The Federal Circuit Has Appellate Jurisdiction over Final Determinations on Liability Prior to a Jury Trial on Willfulness Issues

Similarly, the Federal Circuit held that "it is clear that an accounting, both prior to and after Congress's grant of interlocutory jurisdiction over cases that are final except for an accounting, included the determination of willfulness." (Slip op. at 26.)

In reaching this decision, the court revisited the state of the common law when § 1292 was enacted. The Federal Circuit noted numerous determinations of the Supreme Court and circuit courts prior to 1927 where part of the "accounting proceedings included the determination of willfulness by a special master." (Slip op. at 23-24.) Even after the enactment of the predecessor statute to § 1292 in 1927, the Federal Circuit noted that accountings still included determinations of willfulness. Specifically, the Federal Circuit cited the Seventh Circuit holding in 1937 that "it seems to be the universal practice for the District Court to make such determination [for treble damages as a result of willfulness] only after the amount and character of the damages have been stated" in an accounting. (Slip op. at 24, quoting Pyle National Co. v. Lewin, 92 F.2d 628, 631 (7th Cir. 1937).) "Other post-1927 decisions confirm that willfulness may be tried as part of an accounting under § 1292(c)(2)." (Slip. op. at 25.) Based on the above, the Federal Circuit determined that "§ 1292(c)(2) confers jurisdiction on this court to entertain appeals from patent infringement liability determinations when willfulness issues are outstanding and remain undecided." (Slip op. at 26.)

Thus, finding that § 1292(c)(2) conferred jurisdiction even though issues of damages and willfulness remain unresolved, the en banc Federal Circuit remanded to the panel for resolution of the substantive issues on the merits.

Several dissenting opinions were filed in Bosch, taking the positions that the majority incorrectly determined the plain meaning of "accounting" and the historical role of special masters in performing "accountings."

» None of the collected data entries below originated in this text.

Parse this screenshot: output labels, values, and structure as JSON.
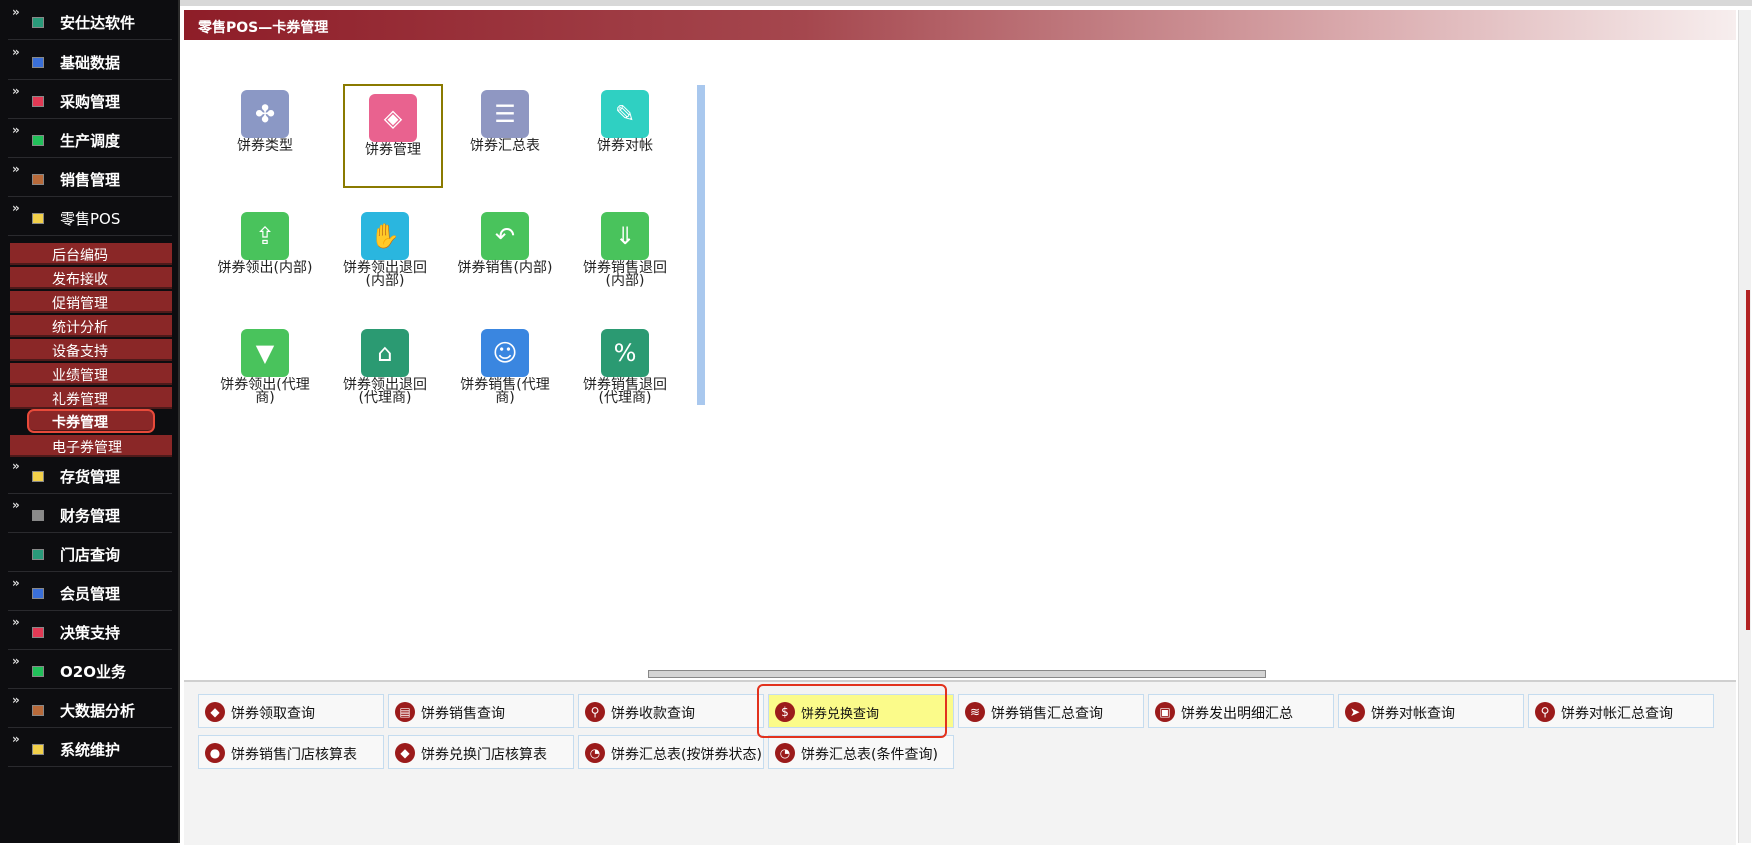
{
  "header": {
    "title": "零售POS—卡券管理"
  },
  "sidebar": {
    "items": [
      {
        "label": "安仕达软件",
        "arrow": "»",
        "icon_color": "#2a9a7a"
      },
      {
        "label": "基础数据",
        "arrow": "»",
        "icon_color": "#3a6fd8"
      },
      {
        "label": "采购管理",
        "arrow": "»",
        "icon_color": "#e23a55"
      },
      {
        "label": "生产调度",
        "arrow": "»",
        "icon_color": "#22c05a"
      },
      {
        "label": "销售管理",
        "arrow": "»",
        "icon_color": "#b86a3a"
      },
      {
        "label": "零售POS",
        "arrow": "»",
        "icon_color": "#f2d04a"
      }
    ],
    "pos_sub": [
      {
        "label": "后台编码"
      },
      {
        "label": "发布接收"
      },
      {
        "label": "促销管理"
      },
      {
        "label": "统计分析"
      },
      {
        "label": "设备支持"
      },
      {
        "label": "业绩管理"
      },
      {
        "label": "礼券管理"
      },
      {
        "label": "卡券管理"
      },
      {
        "label": "电子券管理"
      }
    ],
    "items_after": [
      {
        "label": "存货管理",
        "arrow": "»",
        "icon_color": "#f2d04a"
      },
      {
        "label": "财务管理",
        "arrow": "»",
        "icon_color": "#8a8a8a"
      },
      {
        "label": "门店查询",
        "arrow": "",
        "icon_color": "#2a9a7a"
      },
      {
        "label": "会员管理",
        "arrow": "»",
        "icon_color": "#3a6fd8"
      },
      {
        "label": "决策支持",
        "arrow": "»",
        "icon_color": "#e23a55"
      },
      {
        "label": "O2O业务",
        "arrow": "»",
        "icon_color": "#22c05a"
      },
      {
        "label": "大数据分析",
        "arrow": "»",
        "icon_color": "#b86a3a"
      },
      {
        "label": "系统维护",
        "arrow": "»",
        "icon_color": "#f2d04a"
      }
    ]
  },
  "tiles": [
    {
      "label": "饼券类型",
      "icon": "grid-icon",
      "glyph": "✤",
      "color": "#8b98c5"
    },
    {
      "label": "饼券管理",
      "icon": "tag-icon",
      "glyph": "◈",
      "color": "#e9628f"
    },
    {
      "label": "饼券汇总表",
      "icon": "server-icon",
      "glyph": "☰",
      "color": "#8f97c2"
    },
    {
      "label": "饼券对帐",
      "icon": "pin-document-icon",
      "glyph": "✎",
      "color": "#2fd0c2"
    },
    {
      "label": "饼券领出(内部)",
      "icon": "folder-upload-icon",
      "glyph": "⇪",
      "color": "#49c35c"
    },
    {
      "label": "饼券领出退回(内部)",
      "icon": "receipt-icon",
      "glyph": "✋",
      "color": "#2ab6df"
    },
    {
      "label": "饼券销售(内部)",
      "icon": "return-arrow-icon",
      "glyph": "↶",
      "color": "#49c35c"
    },
    {
      "label": "饼券销售退回(内部)",
      "icon": "folder-download-icon",
      "glyph": "⇓",
      "color": "#49c35c"
    },
    {
      "label": "饼券领出(代理商)",
      "icon": "folder-open-icon",
      "glyph": "▼",
      "color": "#49c35c"
    },
    {
      "label": "饼券领出退回(代理商)",
      "icon": "house-chart-icon",
      "glyph": "⌂",
      "color": "#2b9a72"
    },
    {
      "label": "饼券销售(代理商)",
      "icon": "users-icon",
      "glyph": "☺",
      "color": "#3a86e0"
    },
    {
      "label": "饼券销售退回(代理商)",
      "icon": "discount-gear-icon",
      "glyph": "%",
      "color": "#2b9a72"
    }
  ],
  "queries": [
    {
      "label": "饼券领取查询",
      "icon": "tag-icon",
      "glyph": "◆"
    },
    {
      "label": "饼券销售查询",
      "icon": "clipboard-icon",
      "glyph": "▤"
    },
    {
      "label": "饼券收款查询",
      "icon": "search-icon",
      "glyph": "⚲"
    },
    {
      "label": "饼券兑换查询",
      "icon": "dollar-icon",
      "glyph": "$"
    },
    {
      "label": "饼券销售汇总查询",
      "icon": "layers-icon",
      "glyph": "≋"
    },
    {
      "label": "饼券发出明细汇总",
      "icon": "contact-card-icon",
      "glyph": "▣"
    },
    {
      "label": "饼券对帐查询",
      "icon": "send-icon",
      "glyph": "➤"
    },
    {
      "label": "饼券对帐汇总查询",
      "icon": "search-icon",
      "glyph": "⚲"
    },
    {
      "label": "饼券销售门店核算表",
      "icon": "user-icon",
      "glyph": "●"
    },
    {
      "label": "饼券兑换门店核算表",
      "icon": "tag-icon",
      "glyph": "◆"
    },
    {
      "label": "饼券汇总表(按饼券状态)",
      "icon": "pie-chart-icon",
      "glyph": "◔"
    },
    {
      "label": "饼券汇总表(条件查询)",
      "icon": "pie-chart-icon",
      "glyph": "◔"
    }
  ]
}
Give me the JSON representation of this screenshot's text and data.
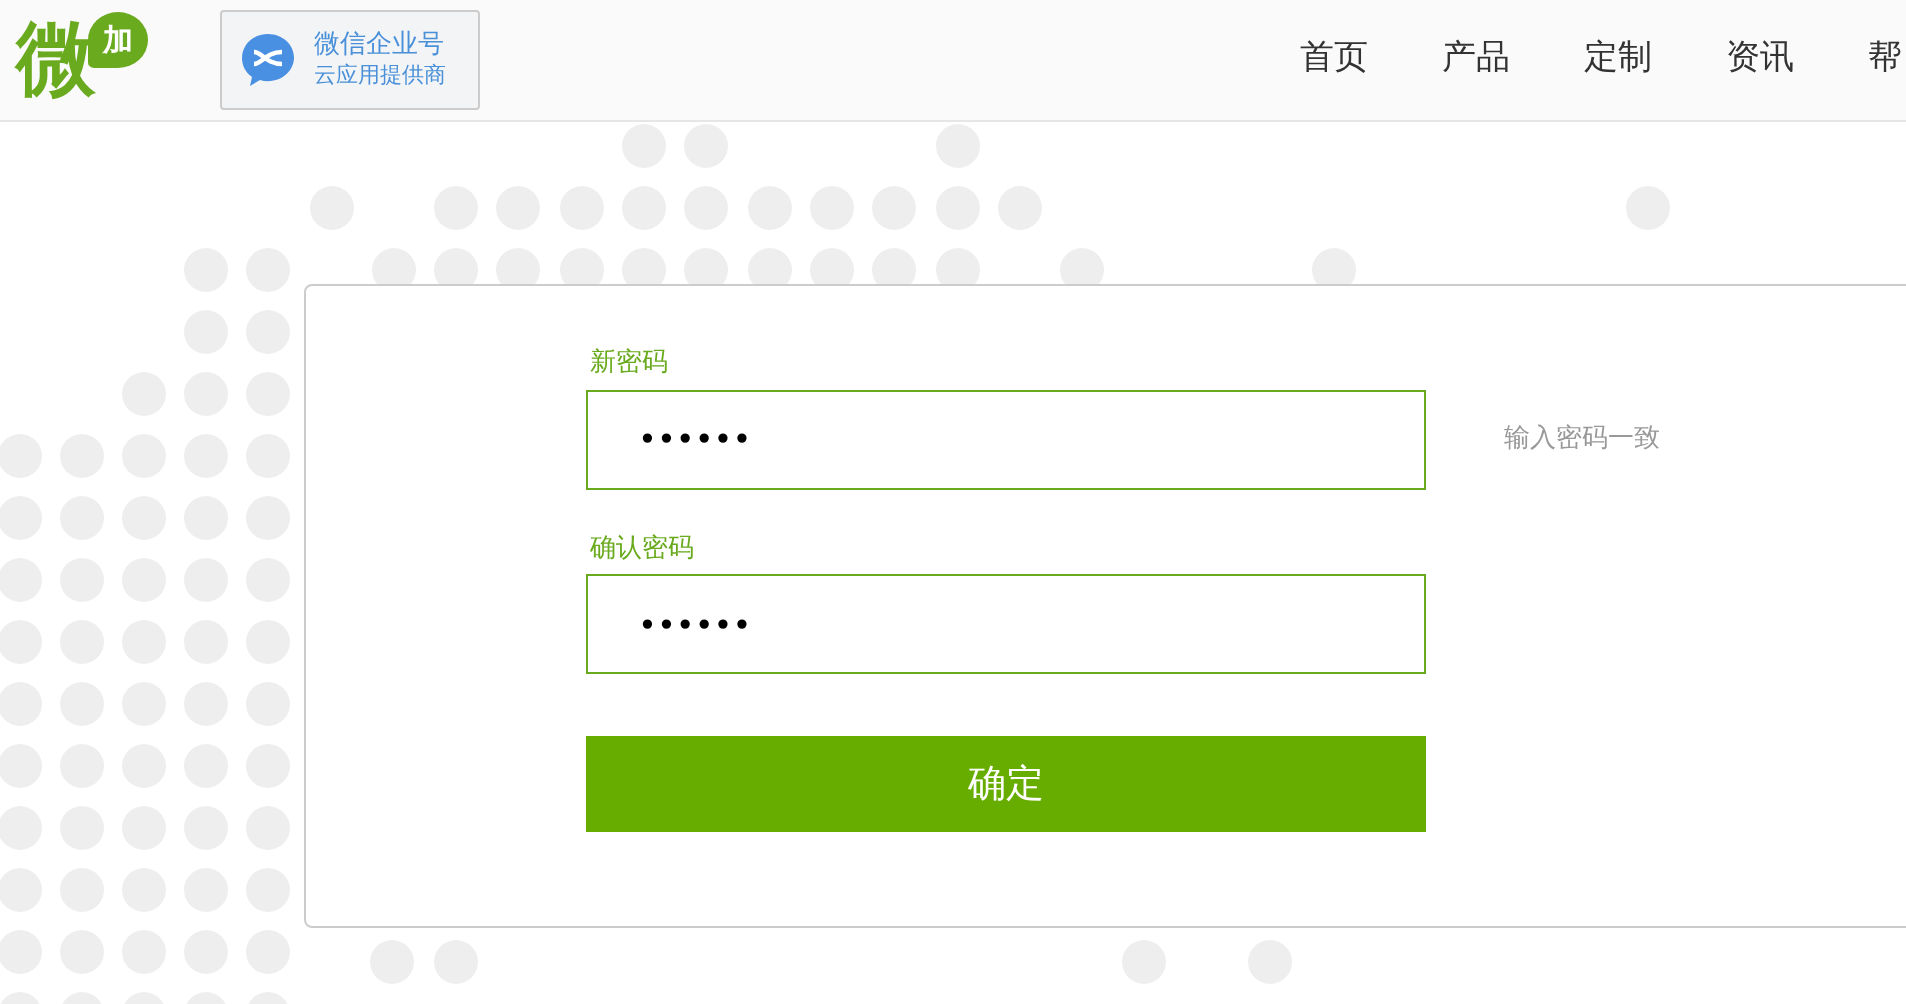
{
  "header": {
    "logo": {
      "main": "微",
      "bubble": "加"
    },
    "partner_badge": {
      "title": "微信企业号",
      "subtitle": "云应用提供商"
    },
    "nav": [
      {
        "label": "首页"
      },
      {
        "label": "产品"
      },
      {
        "label": "定制"
      },
      {
        "label": "资讯"
      },
      {
        "label": "帮"
      }
    ]
  },
  "form": {
    "fields": [
      {
        "label": "新密码",
        "value": "••••••",
        "hint": "输入密码一致"
      },
      {
        "label": "确认密码",
        "value": "••••••"
      }
    ],
    "submit": "确定"
  }
}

Under Bosch, the Federal Circuit endorses appeals which are filed prior to determinations on damages and willfulness. Without leave of the district court, litigants in patent infringement matters may seek an appeal to the Federal Circuit as of right after a determination on liability only. Whether this decision will have any impact on the length and complexity of patent disputes (as well as the Federal Circuit docket) will be seen as cases progress through the federal courts. Nonetheless, this decision will undoubtedly be considered in the calculus of litigation strategy for any matter eligible for Federal Circuit review.